Nearly a week afterward another dwelling was begun, well away from the
treacherous channel, but the architects did not work at it with much
heart; the material was very scarce, the ice hindered, and before the
basement-story was fairly finished, winter had the pond under his lock
and key.
In other localities I noticed that where the nests were placed on the
banks of streams, they were made secure against the floods by being
built amid a small clump of bushes. When the fall of 1879 came, the
muskrats were very tardy about beginning their house, laying the
cornerstone--or the corner-sod--about December 1, and continuing the
work slowly and indifferently. On the 15th of the month the nest was not
yet finished. "Maybe," I said, "this indicates a mild winter;" and, sure
enough, the season was one of the mildest known for many years. The rats
had little use for their house.
Again, in the fall of 1880, while the weather-wise were wagging their
heads, some forecasting a mild, some a severe winter, I watched with
interest for a sign from my muskrats. About November 1, a month earlier
than the previous year, they began their nest, and worked at it with a
will. They appeared to have just got tidings of what was coming. If I
had taken the hint so palpably given, my celery would not have been
frozen up in the ground, and my apples caught in unprotected places.
When the cold wave struck us, about November 20, my four-legged "I
told-you-so's" had nearly completed their dwelling; it lacked only the
ridge-board, so to speak; it needed a little "topping out," to give it a
finished look. But this it never got. The winter had come to stay, and
it waxed more and more severe, till the unprecedented cold of the last
days of December must have astonished even the wise muskrats in their
snug retreat. I approached their nest at this time, a white mound upon
the white, deeply frozen surface of the pond, and wondered if there was
any life in that apparent sepulchre. I thrust my walking-stick sharply
into it, when there was a rustle and a splash into the water, as the
occupant made his escape. What a damp basement that house has, I
thought, and what a pity to rout a peaceful neighbor out of his bed in
this weather, and into such a state of things as this! But water does
not wet the muskrat; his fur is charmed, and not a drop penetrates it.

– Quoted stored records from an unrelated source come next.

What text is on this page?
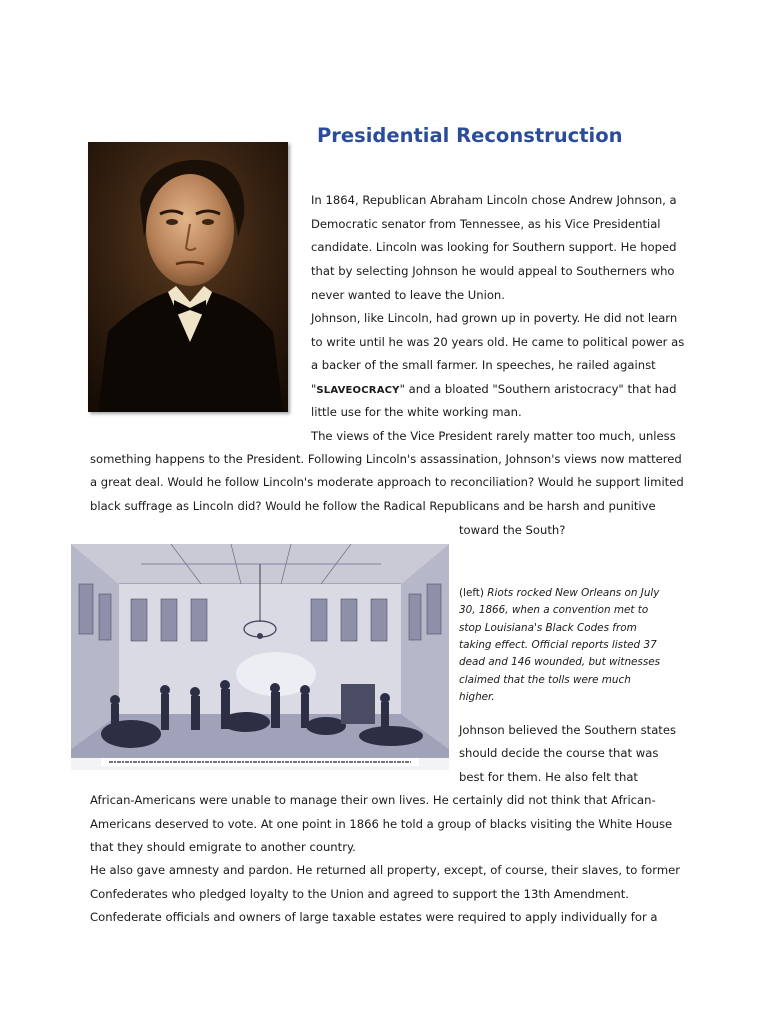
Presidential Reconstruction
In 1864, Republican Abraham Lincoln chose Andrew Johnson, a
Democratic senator from Tennessee, as his Vice Presidential
candidate. Lincoln was looking for Southern support. He hoped
that by selecting Johnson he would appeal to Southerners who
never wanted to leave the Union.
Johnson, like Lincoln, had grown up in poverty. He did not learn
to write until he was 20 years old. He came to political power as
a backer of the small farmer. In speeches, he railed against
"SLAVEOCRACY" and a bloated "Southern aristocracy" that had
little use for the white working man.
The views of the Vice President rarely matter too much, unless
something happens to the President. Following Lincoln's assassination, Johnson's views now mattered
a great deal. Would he follow Lincoln's moderate approach to reconciliation? Would he support limited
black suffrage as Lincoln did? Would he follow the Radical Republicans and be harsh and punitive
toward the South?
(left) Riots rocked New Orleans on July
30, 1866, when a convention met to
stop Louisiana's Black Codes from
taking effect. Official reports listed 37
dead and 146 wounded, but witnesses
claimed that the tolls were much
higher.
Johnson believed the Southern states
should decide the course that was
best for them. He also felt that
African-Americans were unable to manage their own lives. He certainly did not think that African-
Americans deserved to vote. At one point in 1866 he told a group of blacks visiting the White House
that they should emigrate to another country.
He also gave amnesty and pardon. He returned all property, except, of course, their slaves, to former
Confederates who pledged loyalty to the Union and agreed to support the 13th Amendment.
Confederate officials and owners of large taxable estates were required to apply individually for a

Where the ground is favorable, the muskrats do not build these
mound-like nests, but burrow into the bank a long distance, and
establish their winter quarters there.
The muskrat does not hibernate like some rodents, but is pretty active
all winter. In December I noticed in my walk where they had made
excursions of a few yards to an orchard for frozen apples. One day,
along a little stream, I saw a mink track amid those of the muskrat;
following it up, I presently came to blood and other marks of strife
upon the snow beside a stone wall. Looking in between the stones, I
found the carcass of the luckless rat, with its head and neck eaten
away. The mink had made a meal of him.